Alison M. Konrad e Vicki W. Kramer

A participação da mulher no conselho de administração de empresas do Fortune 500 não passa de cerca de 15% – uma representação baixa. Mas, fora a questão da igualdade, há motivos para uma empresa engrossar essa presença? Sem dúvida. Para avaliar o impacto de uma presença feminina maior na dinâmica do conselho fomos ouvir 50 conselheiras, 12 presidentes (nove deles homens) e sete secretários corporativos (um deles homem) em empresas do Fortune 1000. O trabalho, feito em parceria com Sumru Erkut, do Wellesley Centers for Women, revelou diferenças dramáticas entre conselhos com uma, duas ou no mínimo três conselheiras.

Segundo os entrevistados, a mulher dá três contribuições que o homem dificilmente dá: amplia a discussão do conselho para a inclusão dos interesses de um vasto leque de partes interessadas – incluindo funcionários, clientes e a sociedade em geral; pode ser mais insistente do que o homem na busca de respostas para questões difíceis (talvez porque, como disse um presidente, "o homem sente a obrigação (.) de agir como se entendesse tudo"); e tende a exibir um estilo de liderança mais colaborativo, o que melhora a comunicação entre os conselheiros e entre o conselho e a ala executiva da empresa.

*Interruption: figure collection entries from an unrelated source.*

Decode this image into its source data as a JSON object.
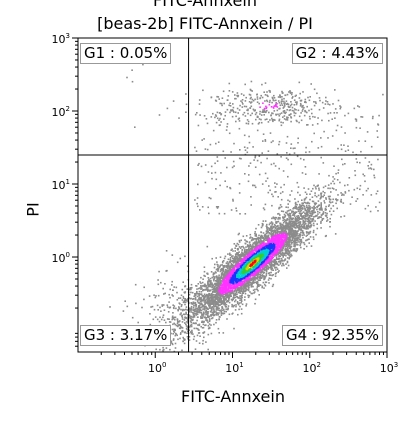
{
  "chart_data": {
    "type": "scatter",
    "cut_title": "FITC-Annxein",
    "title": "[beas-2b] FITC-Annxein / PI",
    "xlabel": "FITC-Annxein",
    "ylabel": "PI",
    "xscale": "log",
    "yscale": "log",
    "xlim": [
      0.1,
      1000
    ],
    "ylim": [
      0.05,
      1000
    ],
    "x_ticks": [
      {
        "value": 1,
        "base": "10",
        "exp": "0"
      },
      {
        "value": 10,
        "base": "10",
        "exp": "1"
      },
      {
        "value": 100,
        "base": "10",
        "exp": "2"
      },
      {
        "value": 1000,
        "base": "10",
        "exp": "3"
      }
    ],
    "y_ticks": [
      {
        "value": 1,
        "base": "10",
        "exp": "0"
      },
      {
        "value": 10,
        "base": "10",
        "exp": "1"
      },
      {
        "value": 100,
        "base": "10",
        "exp": "2"
      },
      {
        "value": 1000,
        "base": "10",
        "exp": "3"
      }
    ],
    "gate_x": 2.7,
    "gate_y": 25,
    "quadrants": [
      {
        "id": "G1",
        "label": "G1 : 0.05%",
        "position": "top-left"
      },
      {
        "id": "G2",
        "label": "G2 : 4.43%",
        "position": "top-right"
      },
      {
        "id": "G3",
        "label": "G3 : 3.17%",
        "position": "bottom-left"
      },
      {
        "id": "G4",
        "label": "G4 : 92.35%",
        "position": "bottom-right"
      }
    ],
    "density_colors": [
      "#8c8c8c",
      "#ff33ff",
      "#1a33ff",
      "#00d0d0",
      "#33cc33",
      "#d8d800",
      "#ff0000"
    ]
  }
}
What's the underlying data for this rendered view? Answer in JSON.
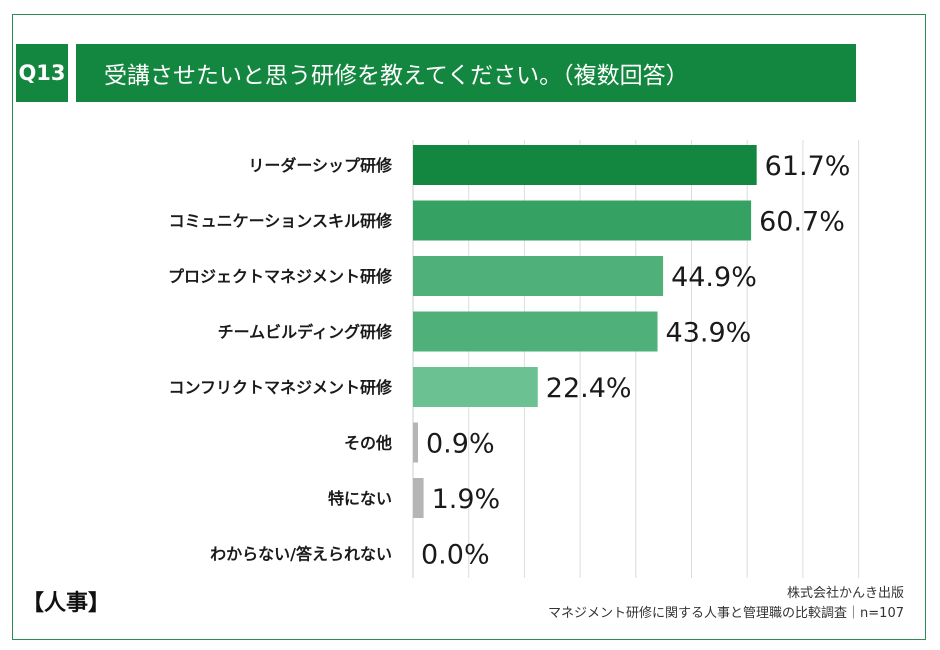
{
  "header": {
    "question_no": "Q13",
    "title": "受講させたいと思う研修を教えてください。（複数回答）"
  },
  "chart_data": {
    "type": "bar",
    "orientation": "horizontal",
    "categories": [
      "リーダーシップ研修",
      "コミュニケーションスキル研修",
      "プロジェクトマネジメント研修",
      "チームビルディング研修",
      "コンフリクトマネジメント研修",
      "その他",
      "特にない",
      "わからない/答えられない"
    ],
    "values": [
      61.7,
      60.7,
      44.9,
      43.9,
      22.4,
      0.9,
      1.9,
      0.0
    ],
    "labels": [
      "61.7%",
      "60.7%",
      "44.9%",
      "43.9%",
      "22.4%",
      "0.9%",
      "1.9%",
      "0.0%"
    ],
    "bar_colors": [
      "#13863f",
      "#35a264",
      "#4fb07a",
      "#4fb07a",
      "#6cc193",
      "#b5b5b5",
      "#b5b5b5",
      "#b5b5b5"
    ],
    "xlim": [
      0,
      100
    ],
    "grid": true,
    "legend": "none"
  },
  "footer": {
    "tag": "【人事】",
    "source_line1": "株式会社かんき出版",
    "source_line2": "マネジメント研修に関する人事と管理職の比較調査｜n=107"
  }
}
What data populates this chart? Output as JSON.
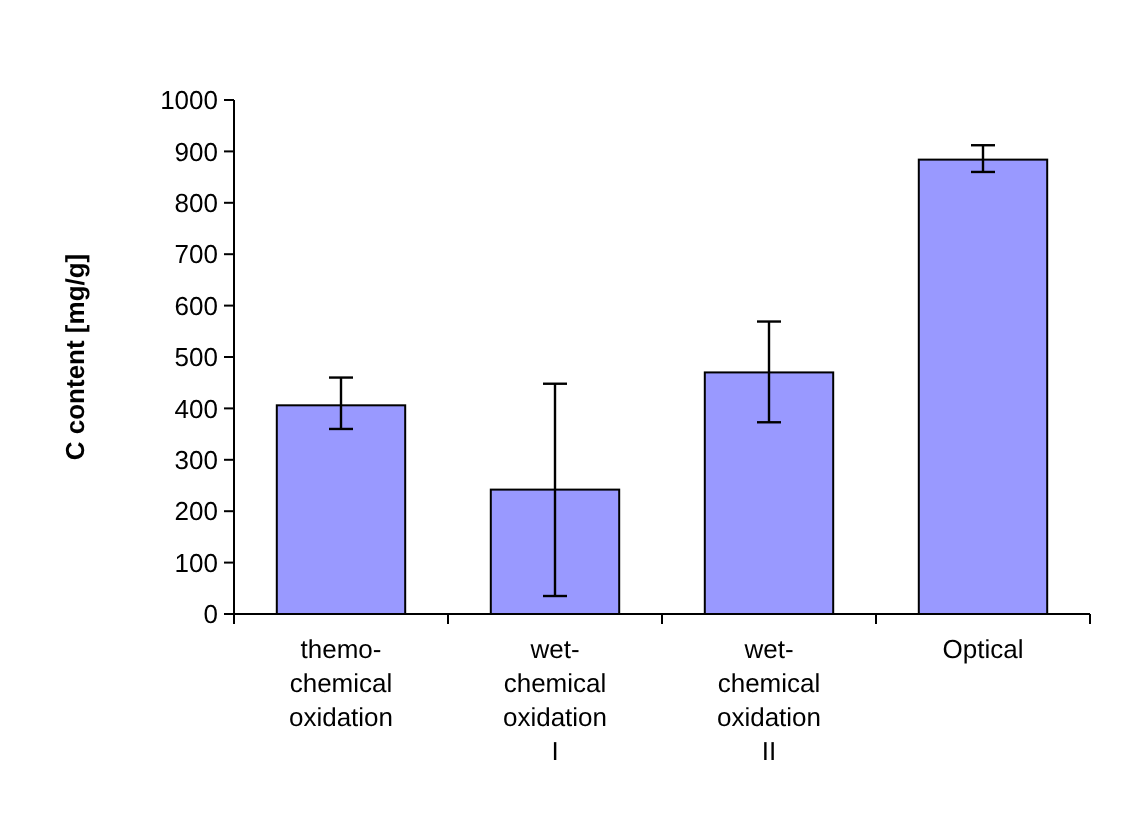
{
  "chart_data": {
    "type": "bar",
    "ylabel": "C content [mg/g]",
    "categories": [
      "themo-chemical oxidation",
      "wet-chemical oxidation I",
      "wet-chemical oxidation II",
      "Optical"
    ],
    "values": [
      406,
      242,
      470,
      884
    ],
    "errors": [
      [
        360,
        460
      ],
      [
        35,
        448
      ],
      [
        373,
        569
      ],
      [
        860,
        912
      ]
    ],
    "color": "#9999ff",
    "ylim": [
      0,
      1000
    ],
    "yticks": [
      0,
      100,
      200,
      300,
      400,
      500,
      600,
      700,
      800,
      900,
      1000
    ],
    "grid": false
  }
}
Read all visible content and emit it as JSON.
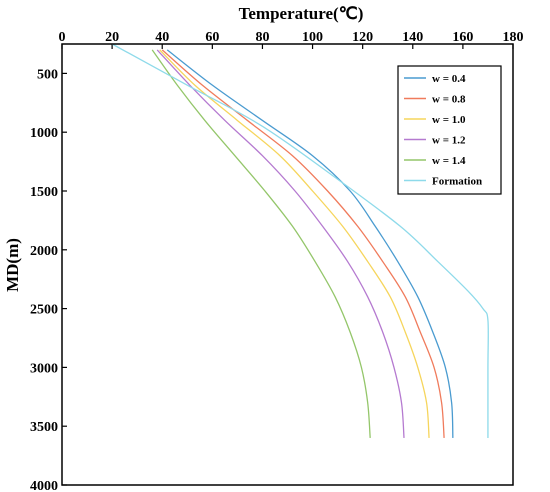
{
  "chart_data": {
    "type": "line",
    "title": "Temperature(℃)",
    "xlabel": "Temperature(℃)",
    "ylabel": "MD(m)",
    "xlim": [
      0,
      180
    ],
    "ylim": [
      250,
      4000
    ],
    "y_inverted": true,
    "x_axis_position": "top",
    "x_ticks": [
      0,
      20,
      40,
      60,
      80,
      100,
      120,
      140,
      160,
      180
    ],
    "y_ticks": [
      500,
      1000,
      1500,
      2000,
      2500,
      3000,
      3500,
      4000
    ],
    "grid": false,
    "legend_position": "top-right",
    "series": [
      {
        "name": "w = 0.4",
        "color": "#4a9bd0",
        "points": [
          [
            42,
            300
          ],
          [
            60,
            600
          ],
          [
            80,
            900
          ],
          [
            100,
            1200
          ],
          [
            115,
            1500
          ],
          [
            125,
            1800
          ],
          [
            134,
            2100
          ],
          [
            142,
            2400
          ],
          [
            148,
            2700
          ],
          [
            153,
            3000
          ],
          [
            155.5,
            3300
          ],
          [
            156,
            3600
          ]
        ]
      },
      {
        "name": "w = 0.8",
        "color": "#f07b5c",
        "points": [
          [
            40,
            300
          ],
          [
            56,
            600
          ],
          [
            74,
            900
          ],
          [
            92,
            1200
          ],
          [
            106,
            1500
          ],
          [
            118,
            1800
          ],
          [
            128,
            2100
          ],
          [
            137,
            2400
          ],
          [
            143,
            2700
          ],
          [
            148.5,
            3000
          ],
          [
            151.5,
            3300
          ],
          [
            152.5,
            3600
          ]
        ]
      },
      {
        "name": "w = 1.0",
        "color": "#f6d55c",
        "points": [
          [
            39,
            300
          ],
          [
            53,
            600
          ],
          [
            70,
            900
          ],
          [
            87,
            1200
          ],
          [
            100,
            1500
          ],
          [
            112,
            1800
          ],
          [
            122,
            2100
          ],
          [
            131,
            2400
          ],
          [
            137,
            2700
          ],
          [
            142,
            3000
          ],
          [
            145.5,
            3300
          ],
          [
            146.5,
            3600
          ]
        ]
      },
      {
        "name": "w = 1.2",
        "color": "#b57ad0",
        "points": [
          [
            38,
            300
          ],
          [
            51,
            600
          ],
          [
            65,
            900
          ],
          [
            80,
            1200
          ],
          [
            93,
            1500
          ],
          [
            104,
            1800
          ],
          [
            114,
            2100
          ],
          [
            122,
            2400
          ],
          [
            128,
            2700
          ],
          [
            132.5,
            3000
          ],
          [
            135.5,
            3300
          ],
          [
            136.5,
            3600
          ]
        ]
      },
      {
        "name": "w = 1.4",
        "color": "#94c66a",
        "points": [
          [
            36,
            300
          ],
          [
            46,
            600
          ],
          [
            57,
            900
          ],
          [
            69,
            1200
          ],
          [
            81,
            1500
          ],
          [
            92,
            1800
          ],
          [
            101,
            2100
          ],
          [
            109,
            2400
          ],
          [
            115,
            2700
          ],
          [
            119.5,
            3000
          ],
          [
            122,
            3300
          ],
          [
            123,
            3600
          ]
        ]
      },
      {
        "name": "Formation",
        "color": "#8edaea",
        "points": [
          [
            20,
            250
          ],
          [
            50,
            600
          ],
          [
            80,
            950
          ],
          [
            110,
            1400
          ],
          [
            135,
            1800
          ],
          [
            150,
            2100
          ],
          [
            162,
            2350
          ],
          [
            168,
            2500
          ],
          [
            170,
            2600
          ],
          [
            170,
            3000
          ],
          [
            170,
            3600
          ]
        ]
      }
    ]
  }
}
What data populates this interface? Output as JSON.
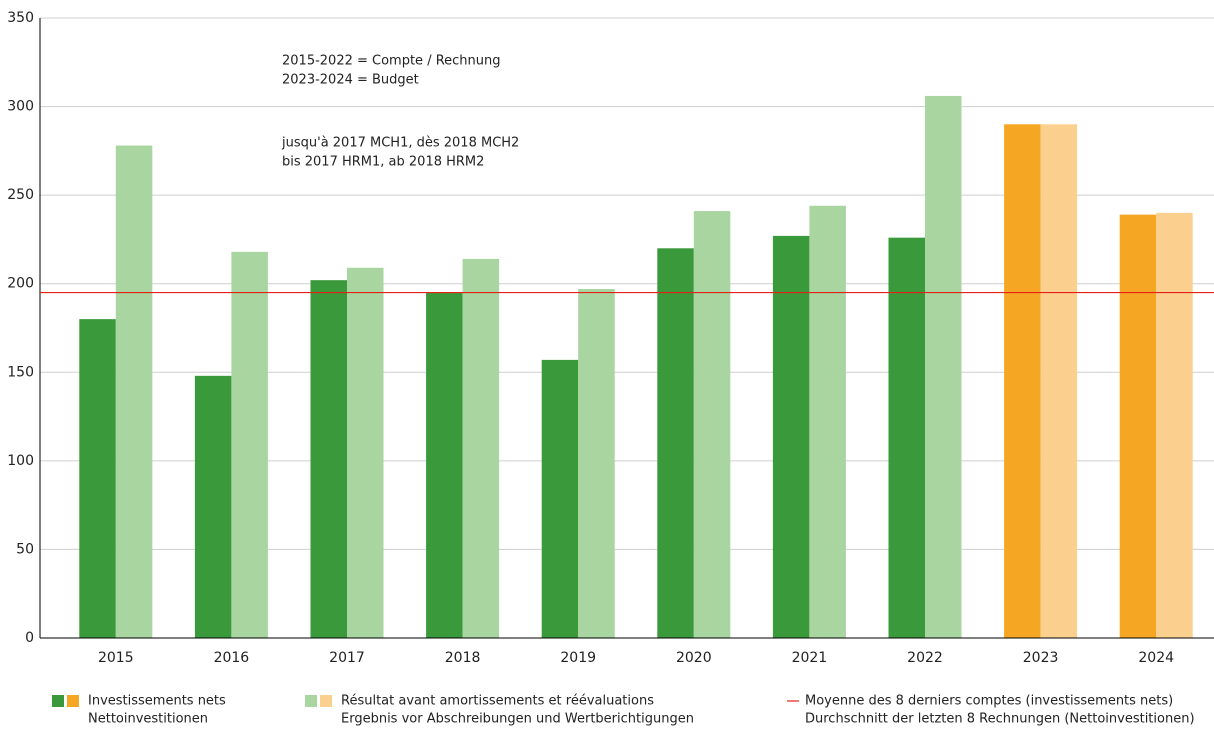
{
  "chart_data": {
    "type": "bar",
    "categories": [
      "2015",
      "2016",
      "2017",
      "2018",
      "2019",
      "2020",
      "2021",
      "2022",
      "2023",
      "2024"
    ],
    "series": [
      {
        "name": [
          "Investissements nets",
          "Nettoinvestitionen"
        ],
        "colors": [
          "#3a993a",
          "#3a993a",
          "#3a993a",
          "#3a993a",
          "#3a993a",
          "#3a993a",
          "#3a993a",
          "#3a993a",
          "#f5a623",
          "#f5a623"
        ],
        "values": [
          180,
          148,
          202,
          195,
          157,
          220,
          227,
          226,
          290,
          239
        ]
      },
      {
        "name": [
          "Résultat avant amortissements et réévaluations",
          "Ergebnis vor Abschreibungen und Wertberichtigungen"
        ],
        "colors": [
          "#a8d5a0",
          "#a8d5a0",
          "#a8d5a0",
          "#a8d5a0",
          "#a8d5a0",
          "#a8d5a0",
          "#a8d5a0",
          "#a8d5a0",
          "#fbd08f",
          "#fbd08f"
        ],
        "values": [
          278,
          218,
          209,
          214,
          197,
          241,
          244,
          306,
          290,
          240
        ]
      }
    ],
    "reference_line": {
      "name": [
        "Moyenne des 8 derniers comptes (investissements nets)",
        "Durchschnitt der letzten 8 Rechnungen (Nettoinvestitionen)"
      ],
      "value": 195,
      "color": "#e32119"
    },
    "annotations": [
      [
        "2015-2022 = Compte / Rechnung",
        "2023-2024 = Budget"
      ],
      [
        "jusqu'à 2017 MCH1, dès 2018 MCH2",
        "bis 2017 HRM1, ab 2018 HRM2"
      ]
    ],
    "ylim": [
      0,
      350
    ],
    "yticks": [
      0,
      50,
      100,
      150,
      200,
      250,
      300,
      350
    ],
    "grid": true
  }
}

Para que essa contribuição gere frutos, porém, o conselho precisa ter o número certo de mulheres. Uma só mulher em geral se sente isolada e marginalizada. Quando é eficaz, não é por ser a única mulher – mas apesar disso. Colocar uma segunda mulher no conselho ajuda a reduzir o senso de isolamento, mas nem sempre muda o quadro e pode criar empecilhos próprios. Duas mulheres podem ser vistas como um grupinho separado e talvez tenham de se cuidar para que não pareçam estar conspirando. Além disso, podem ser confundidas uma com a outra. Uma mulher nos relatou: "Durante uma reunião, levantei uma questão que levou o conselho a tomar certas medidas importantes. Mais tarde, o presidente do conselho agradeceu à outra mulher do grupo por ter abordado o tema. Ninguém abriu a boca para corrigi-lo".

Já quando o conselho tem três ou mais mulheres, há uma mudança clara. Com tal massa crítica, mostra a pesquisa, a mulher tende a ser vista por colegas não como uma "mulher no conselho", mas como um conselheiro qualquer, e não se sente isolada ou ignorada. Três mulheres ou mais podem, ainda, mudar a dinâmica de um conselho de porte médio. É como disse uma conselheira: "Acaba a batalha para se fazer ouvir. É uma dinâmica de apoio, menos combativa, mais colaborativa. O homem deixa de lado seu estilo normal, altamente agressivo".

Essa mudança cultural melhora o desempenho geral do conselho. Um presidente observou que, com a chegada de mais mulheres ao conselho, as que já estavam ali passaram a participar mais: "Ficaram mais articuladas, mais dispostas a defender sua posição, mais descontraídas". Também no estudo, uma presidente notou uma "mudança total e positiva" com o acréscimo de uma outra conselheira; segundo ela, os homens no conselho reconheceram que "as discussões ficaram mais ricas e os resultados, melhores" e que, com a voz da mulher, "há um nível maior de compreensão dos negócios". Confirmando essa impressão, um secretário corporativo observou a presença de três ou mais mulheres no conselho torna a dinâmica "muito mais coloquial e menos hierárquica e, com isso, todo conselheiro recebe informações melhores".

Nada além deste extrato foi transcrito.